Düsseldorf Hänsel und Gretel – so schön wie früher

Düsseldorf · Die Deutsche Oper am Rhein spielt im Advent stets Humperdincks Märchenoper – seit 43 Jahren. Ein nostalgisches Vergnügen.

Genauso muss ein Märchenwald aussehen: Als sich der Vorhang hebt, blickt der Zuschauer auf fein gepinseltes dunkles Blattwerk, bühnenhoch. Man hört es wispern zwischen diesen Wipfeln, dies ist ein Wald zum In-die-Irre-Gehen. Nur auf wenigen Blättern schimmert ein wenig weißes Licht von der fahlen Mondscheibe. Der nächtliche Himmel ist tintenblau. Wie einsam wirken die beiden Kinder vor dieser mächtigen Kulisse: Hänsel und Gretel allein in der Kate. Kein Wunder, dass sie sich an den Händen fassen, und sich mit einem Liedchen Mut ansingen: "Brüderchen, komm, tanz mit mir/ Beide Händchen reich' ich Dir/ Einmal hin, einmal her/ Rund herum, es ist nicht schwer!" Die Sänger drehen sich im Kreise, so übermütig, dass sich Gretels Röckchen bläht, die Zöpfe fliegen. Und Hänsel kommt so aus der Puste, dass er später hungrig den Finger in den Milchrahm steckt. Wem würde nicht wohlig zumute beim Blick in diese Idylle? Dies ist Theater wie aus seligen Zeiten, lebendig gewordene naive Kunst.

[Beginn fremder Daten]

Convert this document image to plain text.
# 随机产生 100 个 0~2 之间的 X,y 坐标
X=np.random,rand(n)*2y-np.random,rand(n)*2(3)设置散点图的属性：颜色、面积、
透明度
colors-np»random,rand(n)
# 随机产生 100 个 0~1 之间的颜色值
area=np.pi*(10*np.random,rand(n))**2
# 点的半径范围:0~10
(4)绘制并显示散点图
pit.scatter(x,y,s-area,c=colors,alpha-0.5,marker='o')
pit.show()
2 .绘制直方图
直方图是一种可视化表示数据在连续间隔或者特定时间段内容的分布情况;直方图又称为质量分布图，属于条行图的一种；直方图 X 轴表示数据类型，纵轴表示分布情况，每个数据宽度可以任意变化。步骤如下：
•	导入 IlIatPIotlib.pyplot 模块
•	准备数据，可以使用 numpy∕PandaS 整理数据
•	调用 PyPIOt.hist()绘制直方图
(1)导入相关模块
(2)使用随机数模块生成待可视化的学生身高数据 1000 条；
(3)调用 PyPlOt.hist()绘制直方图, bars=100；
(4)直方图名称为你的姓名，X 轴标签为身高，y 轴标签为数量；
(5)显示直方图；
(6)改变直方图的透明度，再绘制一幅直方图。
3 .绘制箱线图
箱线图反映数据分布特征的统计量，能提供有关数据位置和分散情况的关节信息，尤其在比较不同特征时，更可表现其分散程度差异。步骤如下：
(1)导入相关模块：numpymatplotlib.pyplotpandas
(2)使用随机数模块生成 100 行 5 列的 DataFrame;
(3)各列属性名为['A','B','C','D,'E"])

Seit 43 Jahren spielt die Deutsche Oper am Rhein in Düsseldorf und Duisburg in den Wochen vor Weihnachten "Hänsel und Gretel", die spätromantische Märchenoper von Engelbert Humperdinck (1854 – 1921). Die Inszenierung ist seit ihrer Premiere am 26. Oktober 1969 fast unverändert, ein bestens konserviertes Stück Theatergeschichte, eine Rarität.

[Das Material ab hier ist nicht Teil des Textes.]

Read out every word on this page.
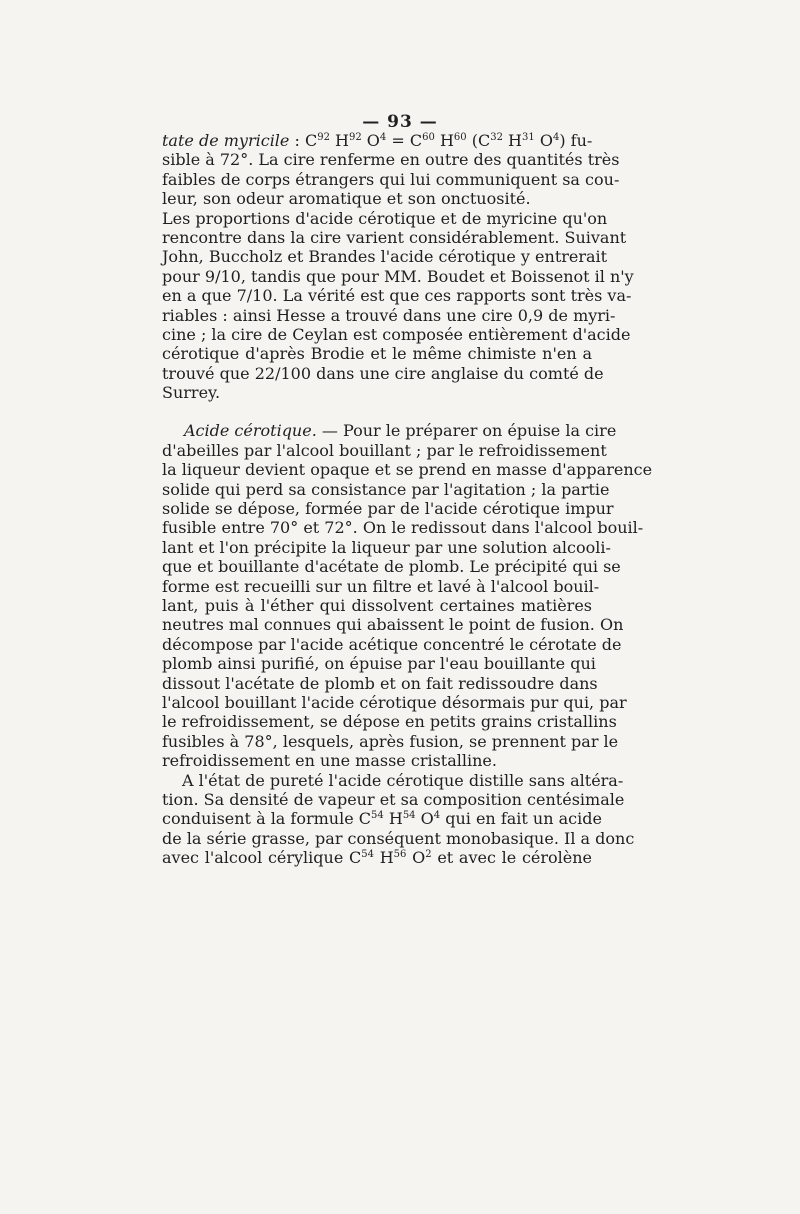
— 93 —
tate de myricile : $C^{92}$ $H^{92}$ $O^4 = C^{60}$ $H^{60}$ ($C^{32}$ $H^{31}$ $O^4$) fu-
sible à 72°. La cire renferme en outre des quantités très
faibles de corps étrangers qui lui communiquent sa cou-
leur, son odeur aromatique et son onctuosité.
Les proportions d'acide cérotique et de myricine qu'on
rencontre dans la cire varient considérablement. Suivant
John, Buccholz et Brandes l'acide cérotique y entrerait
pour 9/10, tandis que pour MM. Boudet et Boissenot il n'y
en a que 7/10. La vérité est que ces rapports sont très va-
riables : ainsi Hesse a trouvé dans une cire 0,9 de myri-
cine ; la cire de Ceylan est composée entièrement d'acide
cérotique d'après Brodie et le même chimiste n'en a
trouvé que 22/100 dans une cire anglaise du comté de
Surrey.
Acide cérotique. — Pour le préparer on épuise la cire
d'abeilles par l'alcool bouillant ; par le refroidissement
la liqueur devient opaque et se prend en masse d'apparence
solide qui perd sa consistance par l'agitation ; la partie
solide se dépose, formée par de l'acide cérotique impur
fusible entre 70° et 72°. On le redissout dans l'alcool bouil-
lant et l'on précipite la liqueur par une solution alcooli-
que et bouillante d'acétate de plomb. Le précipité qui se
forme est recueilli sur un filtre et lavé à l'alcool bouil-
lant, puis à l'éther qui dissolvent certaines matières
neutres mal connues qui abaissent le point de fusion. On
décompose par l'acide acétique concentré le cérotate de
plomb ainsi purifié, on épuise par l'eau bouillante qui
dissout l'acétate de plomb et on fait redissoudre dans
l'alcool bouillant l'acide cérotique désormais pur qui, par
le refroidissement, se dépose en petits grains cristallins
fusibles à 78°, lesquels, après fusion, se prennent par le
refroidissement en une masse cristalline.
A l'état de pureté l'acide cérotique distille sans altéra-
tion. Sa densité de vapeur et sa composition centésimale
conduisent à la formule $C^{54}$ $H^{54}$ $O^4$ qui en fait un acide
de la série grasse, par conséquent monobasique. Il a donc
avec l'alcool cérylique $C^{54}$ $H^{56}$ $O^2$ et avec le cérolène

Wer die Aufführung besucht, wird bald spüren, dass sie heute so gut funktioniert wie vor 40 Jahren. Im Publikum sitzen viele Kinder im feinen Kleidchen für den Theaterbesuch. Einige müssen auf Kissen hocken, um überhaupt über die Vorderreihen schauen zu können. Sie wibbeln herum, warten, dass sich der Vorhang hebt. Doch schon während Christoph Altstaedt die Düsseldorfer Symphoniker durch die Ouvertüre dirigiert, all die bekannten Melodien anklingen lässt, die bis heute in Kinderzimmern gesungen werden, beruhigen sich die jungen Zuschauer. Und dann öffnet sich der Vorhang, gibt den Blick frei auf diese sorgsam gemalte Szenerie, den Wald, die Hütte, die Lichtung mit Hügel und grünem Moos. Und schon sind junge wie ältere Zuschauer mitten in der Geschichte.

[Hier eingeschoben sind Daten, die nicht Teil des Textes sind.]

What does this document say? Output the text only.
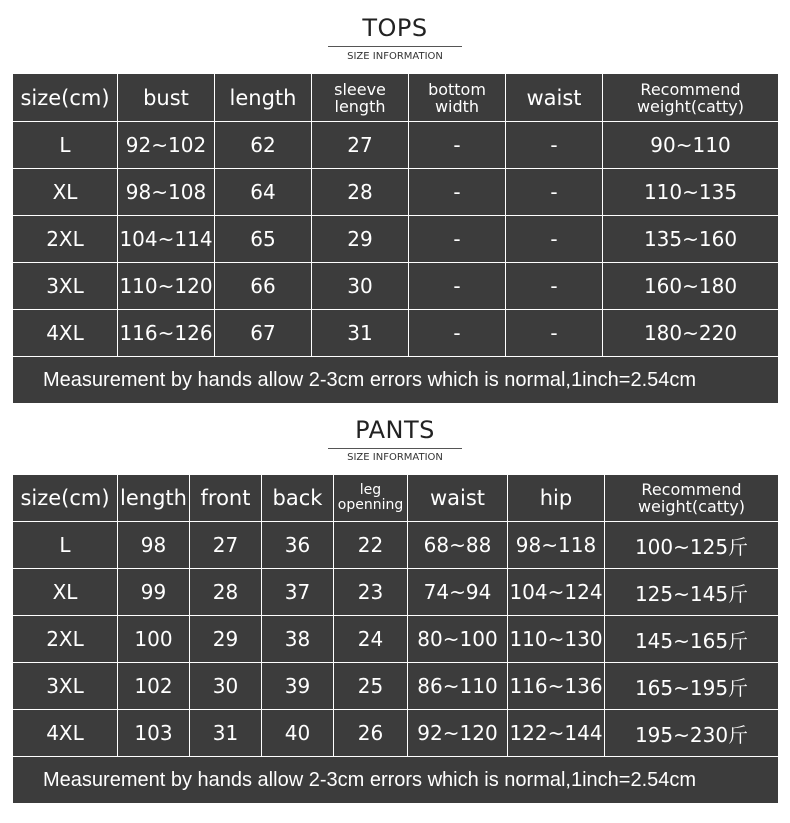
TOPS
SIZE INFORMATION
size(cm)	bust	length	sleeve length	bottom width	waist	Recommend weight(catty)
L	92~102	62	27	-	-	90~110
XL	98~108	64	28	-	-	110~135
2XL	104~114	65	29	-	-	135~160
3XL	110~120	66	30	-	-	160~180
4XL	116~126	67	31	-	-	180~220
Measurement by hands allow 2-3cm errors which is normal,1inch=2.54cm						
PANTS
SIZE INFORMATION
size(cm)	length	front	back	leg openning	waist	hip	Recommend weight(catty)
L	98	27	36	22	68~88	98~118	100~125斤
XL	99	28	37	23	74~94	104~124	125~145斤
2XL	100	29	38	24	80~100	110~130	145~165斤
3XL	102	30	39	25	86~110	116~136	165~195斤
4XL	103	31	40	26	92~120	122~144	195~230斤
Measurement by hands allow 2-3cm errors which is normal,1inch=2.54cm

Die ist ja keineswegs harmlos. Hänsel und Gretel sind bitterarm. Als der Topf mit der fetten Milch zu Bruch geht, ist die Mutter existenziell verzweifelt, weil die Ernährung der Familie nun gefährdet ist. Auch das zeigt die Inszenierung mit Bemühen um Realismus. Hier wird nicht verniedlicht, aber auch nicht verfremdet – der Zuschauer kann schauen, er muss nicht entschlüsseln. Alles ist, was es ist. Das macht die Inszenierung einfach verständlich. Es ist, als blättere man durch ein Märchenbuch des 19. Jahrhunderts. Die Bühnenbilder wirken wie Aquarelle, die Kostüme stammen aus der Handlungszeit, die spätromantische Musik zaubert märchenhafte Stimmungen herbei, feiert die unschuldigen Weisen des Kinder- oder Volksliedguts. All das umschmeichelt den Betrachter, irritiert nicht, provoziert nicht, will nur eins: den Zuschauer in eine Fantasie entführen. Ihn zwei Stunden lang aus dem Alltag reißen und die böse Hexe in den Ofen befördern – wenigstens auf der Bühne sind Gut und Böse einmal klar verteilt und der Sieger steht auf der rechten Seite.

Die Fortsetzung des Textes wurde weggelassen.